While NYT could be among the latest to join this conflict, legal battles began some time ago when actor Sarah Silverman accused Meta and OpenAI in May of ingesting her memoir to train their AI models. This was followed by the deluge when thousands of creators including the likes of John Grisham brought lawsuits against OpenAI with the same charge. 

In a parallel movement, several programmers are battling against Microsoft, OpenAI and GitHub over Copilot, an AI-powered code-generating tool, which the plaintiffs say was developed using their IP-protected code. The advent of NYT into the fray marks the entry of one of the world’s largest publishers to take up legal cudgels against GenAI propagators. 

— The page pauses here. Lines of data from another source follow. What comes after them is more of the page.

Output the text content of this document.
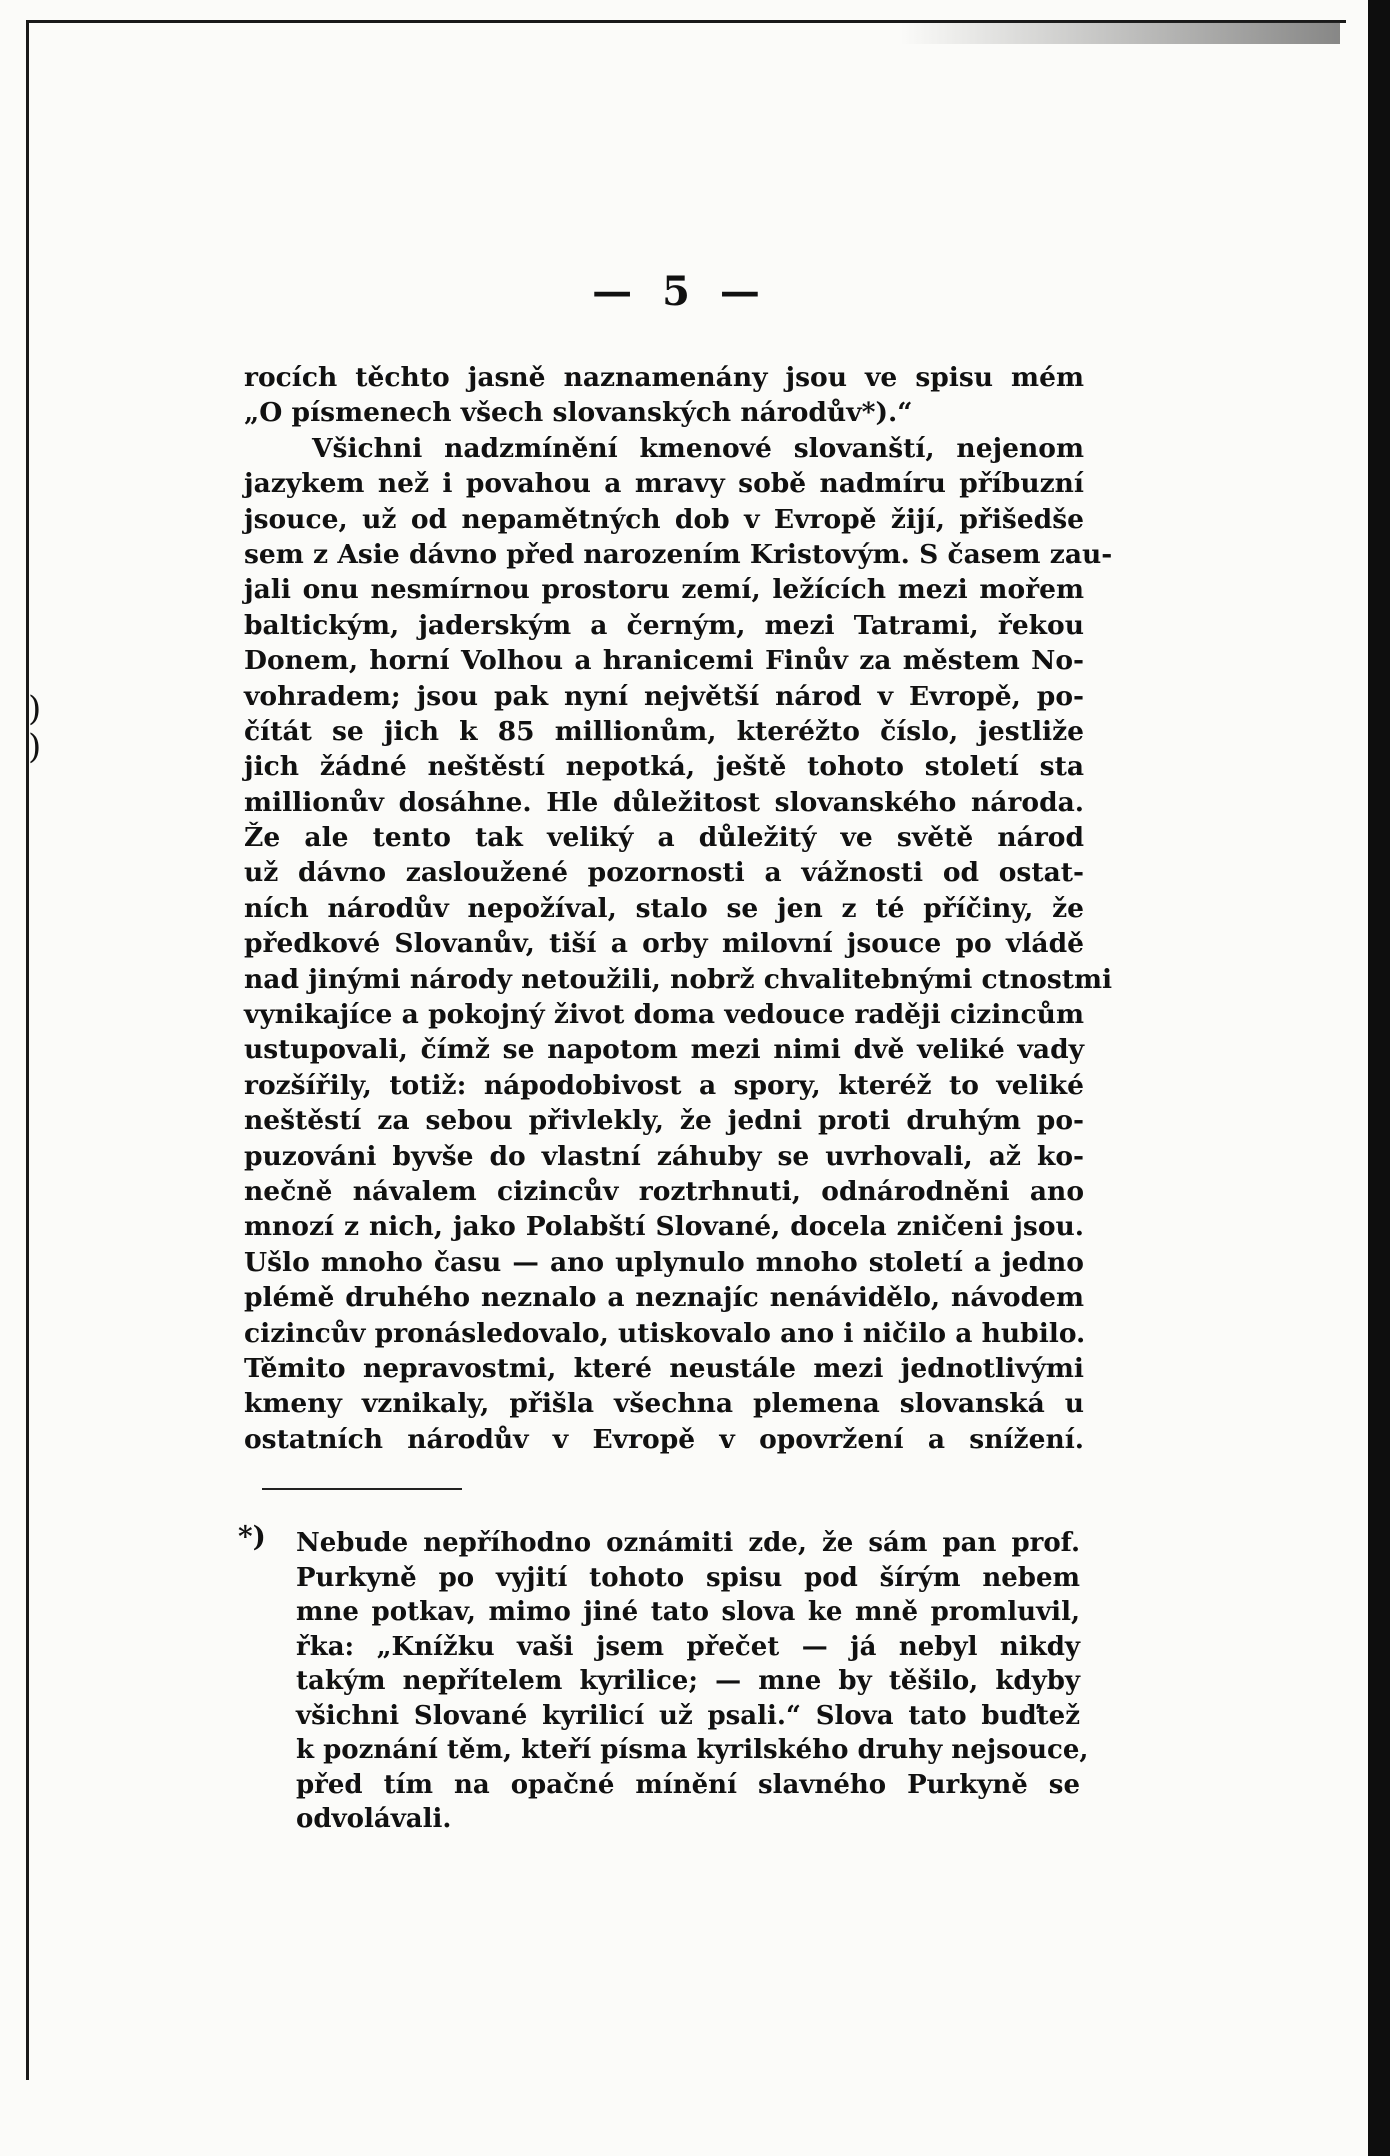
)
)
— 5 —
rocích těchto jasně naznamenány jsou ve spisu mém
„O písmenech všech slovanských národův*).“
Všichni nadzmínění kmenové slovanští, nejenom
jazykem než i povahou a mravy sobě nadmíru příbuzní
jsouce, už od nepamětných dob v Evropě žijí, přišedše
sem z Asie dávno před narozením Kristovým. S časem zau-
jali onu nesmírnou prostoru zemí, ležících mezi mořem
baltickým, jaderským a černým, mezi Tatrami, řekou
Donem, horní Volhou a hranicemi Finův za městem No-
vohradem; jsou pak nyní největší národ v Evropě, po-
čítát se jich k 85 millionům, kteréžto číslo, jestliže
jich žádné neštěstí nepotká, ještě tohoto století sta
millionův dosáhne. Hle důležitost slovanského národa.
Že ale tento tak veliký a důležitý ve světě národ
už dávno zasloužené pozornosti a vážnosti od ostat-
ních národův nepožíval, stalo se jen z té příčiny, že
předkové Slovanův, tiší a orby milovní jsouce po vládě
nad jinými národy netoužili, nobrž chvalitebnými ctnostmi
vynikajíce a pokojný život doma vedouce raději cizincům
ustupovali, čímž se napotom mezi nimi dvě veliké vady
rozšířily, totiž: nápodobivost a spory, kteréž to veliké
neštěstí za sebou přivlekly, že jedni proti druhým po-
puzováni byvše do vlastní záhuby se uvrhovali, až ko-
nečně návalem cizincův roztrhnuti, odnárodněni ano
mnozí z nich, jako Polabští Slované, docela zničeni jsou.
Ušlo mnoho času — ano uplynulo mnoho století a jedno
plémě druhého neznalo a neznajíc nenávidělo, návodem
cizincův pronásledovalo, utiskovalo ano i ničilo a hubilo.
Těmito nepravostmi, které neustále mezi jednotlivými
kmeny vznikaly, přišla všechna plemena slovanská u
ostatních národův v Evropě v opovržení a snížení.
*)	Nebude nepříhodno oznámiti zde, že sám pan prof.
Purkyně po vyjití tohoto spisu pod šírým nebem
mne potkav, mimo jiné tato slova ke mně promluvil,
řka: „Knížku vaši jsem přečet — já nebyl nikdy
takým nepřítelem kyrilice; — mne by těšilo, kdyby
všichni Slované kyrilicí už psali.“ Slova tato buďtež
k poznání těm, kteří písma kyrilského druhy nejsouce,
před tím na opačné mínění slavného Purkyně se
odvolávali.
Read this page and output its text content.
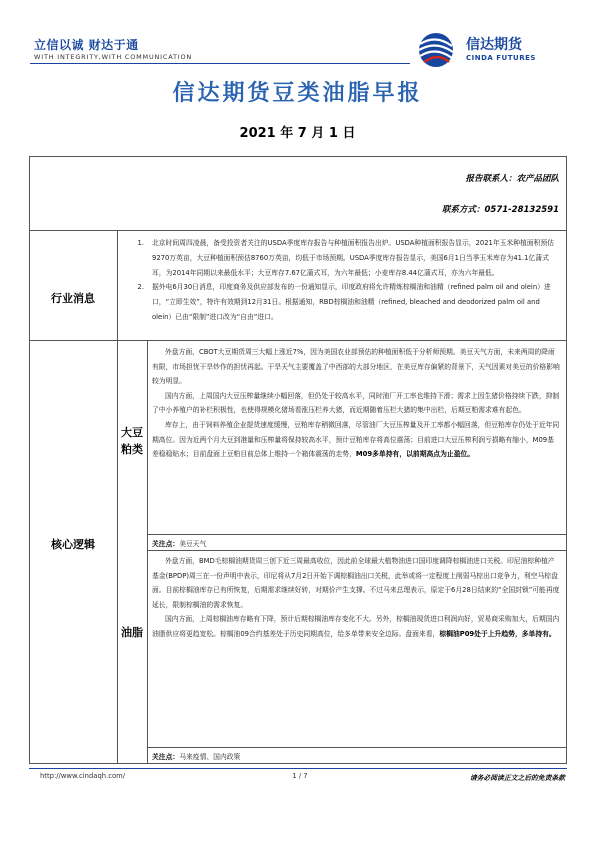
立信以诚 财达于通
WITH INTEGRITY,WITH COMMUNICATION
信达期货
CINDA FUTURES
信达期货豆类油脂早报
2021 年 7 月 1 日
报告联系人：农产品团队
联系方式：0571-28132591
行业消息
1. 北京时间周四凌晨，备受投资者关注的USDA季度库存报告与种植面积报告出炉。USDA种植面积报告显示，2021年玉米种植面积预估9270万英亩，大豆种植面积预估8760万英亩，均低于市场预期。USDA季度库存报告显示，美国6月1日当季玉米库存为41.1亿蒲式耳，为2014年同期以来最低水平；大豆库存7.67亿蒲式耳，为六年最低；小麦库存8.44亿蒲式耳，亦为六年最低。
2. 据外电6月30日消息，印度商务及供应部发布的一份通知显示，印度政府将允许精炼棕榈油和油精（refined palm oil and olein）进口，“立即生效”，特许有效期到12月31日。根据通知，RBD棕榈油和油精（refined, bleached and deodorized palm oil and olein）已由“限制”进口改为“自由”进口。
核心逻辑
大豆
粕类

外盘方面，CBOT大豆期货周三大幅上涨近7%，因为美国农业部预估的种植面积低于分析师预期。美豆天气方面，未来两周的降雨有限，市场担忧干旱炒作的担忧再起。干旱天气主要覆盖了中西部的大部分地区，在美豆库存偏紧的背景下，天气因素对美豆的价格影响较为明显。

国内方面，上周国内大豆压榨量继续小幅回落，但仍处于较高水平，同时油厂开工率也维持下滑；需求上因生猪价格持续下跌，抑制了中小养殖户的补栏积极性，也使得规模化猪场看涨压栏养大猪，而近期随着压栏大猪的集中出栏，后期豆粕需求难有起色。

库存上，由于饲料养殖企业提货速度缓慢，豆粕库存稍微回落，尽管油厂大豆压榨量及开工率都小幅回落，但豆粕库存仍处于近年同期高位。因为近两个月大豆到港量和压榨量将保持较高水平，预计豆粕库存将高位震荡；目前进口大豆压榨利润亏损略有缩小，M09基差稳稳贴水；目前盘面上豆粕目前总体上维持一个箱体震荡的走势，M09多单持有，以前期高点为止盈位。

关注点：美豆天气
油脂

外盘方面，BMD毛棕榈油期货周三创下近三周最高收位，因此前全球最大植物油进口国印度调降棕榈油进口关税。印尼油棕种植产基金(BPDP)周三在一份声明中表示，印尼将从7月2日开始下调棕榈油出口关税，此举或将一定程度上削弱马棕出口竞争力，利空马棕盘面。目前棕榈油库存已有所恢复，后期需求继续好转，对期价产生支撑。不过马来总理表示，原定于6月28日结束的“全国封锁”可能再度延长，限制棕榈油的需求恢复。

国内方面，上周棕榈油库存略有下降，预计后期棕榈油库存变化不大。另外，棕榈油现货进口利润向好，贸易商采购加大，后期国内油脂供应将更趋宽松。棕榈油09合约基差处于历史同期高位，给多单带来安全边际。盘面来看，棕榈油P09处于上升趋势，多单持有。

关注点：马来疫情、国内政策
http://www.cindaqh.com/	1 / 7	请务必阅读正文之后的免责条款
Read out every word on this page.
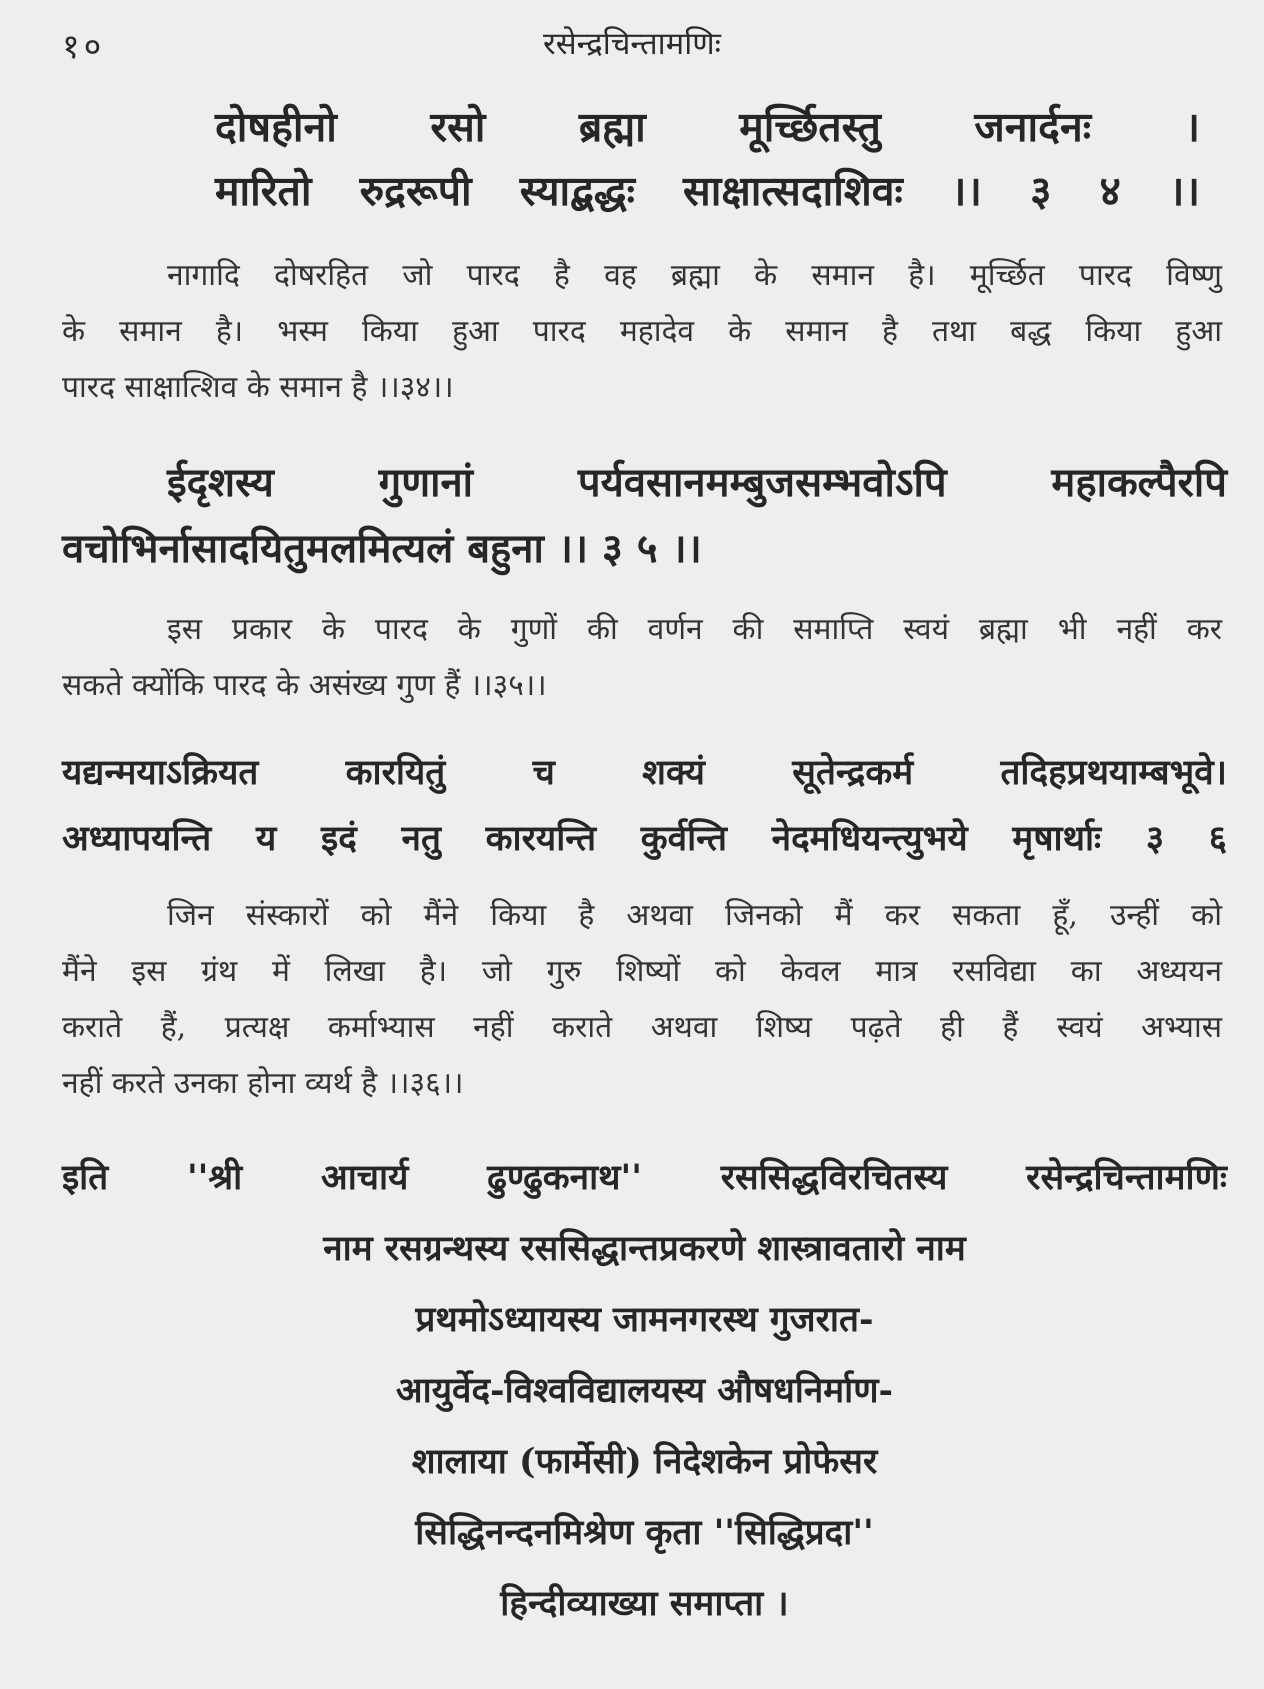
१०	रसेन्द्रचिन्तामणिः
दोषहीनो रसो ब्रह्मा मूर्च्छितस्तु जनार्दनः ।
मारितो रुद्ररूपी स्याद्बद्धः साक्षात्सदाशिवः ।। ३ ४ ।।
नागादि दोषरहित जो पारद है वह ब्रह्मा के समान है। मूर्च्छित पारद विष्णु
के समान है। भस्म किया हुआ पारद महादेव के समान है तथा बद्ध किया हुआ
पारद साक्षात्शिव के समान है ।।३४।।
ईदृशस्य गुणानां पर्यवसानमम्बुजसम्भवोऽपि महाकल्पैरपि
वचोभिर्नासादयितुमलमित्यलं बहुना ।। ३ ५ ।।
इस प्रकार के पारद के गुणों की वर्णन की समाप्ति स्वयं ब्रह्मा भी नहीं कर
सकते क्योंकि पारद के असंख्य गुण हैं ।।३५।।
यद्यन्मयाऽक्रियत कारयितुं च शक्यं सूतेन्द्रकर्म तदिहप्रथयाम्बभूवे।
अध्यापयन्ति य इदं नतु कारयन्ति कुर्वन्ति नेदमधियन्त्युभये मृषार्थाः ३ ६
जिन संस्कारों को मैंने किया है अथवा जिनको मैं कर सकता हूँ, उन्हीं को
मैंने इस ग्रंथ में लिखा है। जो गुरु शिष्यों को केवल मात्र रसविद्या का अध्ययन
कराते हैं, प्रत्यक्ष कर्माभ्यास नहीं कराते अथवा शिष्य पढ़ते ही हैं स्वयं अभ्यास
नहीं करते उनका होना व्यर्थ है ।।३६।।
इति ''श्री आचार्य ढुण्ढुकनाथ'' रससिद्धविरचितस्य रसेन्द्रचिन्तामणिः
नाम रसग्रन्थस्य रससिद्धान्तप्रकरणे शास्त्रावतारो नाम
प्रथमोऽध्यायस्य जामनगरस्थ गुजरात-
आयुर्वेद-विश्वविद्यालयस्य औषधनिर्माण-
शालाया (फार्मेसी) निदेशकेन प्रोफेसर
सिद्धिनन्दनमिश्रेण कृता ''सिद्धिप्रदा''
हिन्दीव्याख्या समाप्ता ।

On its part, the NYT cites cases of how Microsoft’s Bing Chat (now Copilot) provided wrong information that was then attributed to the newspaper group. Some of the queries included results of “15 most heart-healthy foods” and such like. They also argued that both OpenAI and Microsoft were building news publishing competitions by using NYT’s works. 

It also notes that by building such instances, the accused were harming NYT’s business by providing data that couldn’t normally be accessed without subscription or share information that isn’t always cited, sometimes monetized and often stripped of affiliate links that the publication uses to generate commissions. 

This, they perceive as a direct violation of copyright as most GenAI models merely regurgitate data by producing verbatim results from past articles. The lawsuit further claims that at least on one occasion ChatGPT actually enabled users to get around paywalls to their news content. The lawsuit says the “defendants seek to free-ride on the Times’ massive investment in journalism and doing so without payment.” 

In fact, as time progresses, there is every chance that other publishers would seek to plead into this case. In recent times, The Atlantic had reported that if Google were to add AI to its online search, it would answer queries 75% of the time without requiring click-throughs to the parent website, which would result in a 40% loss of traffic for the latter.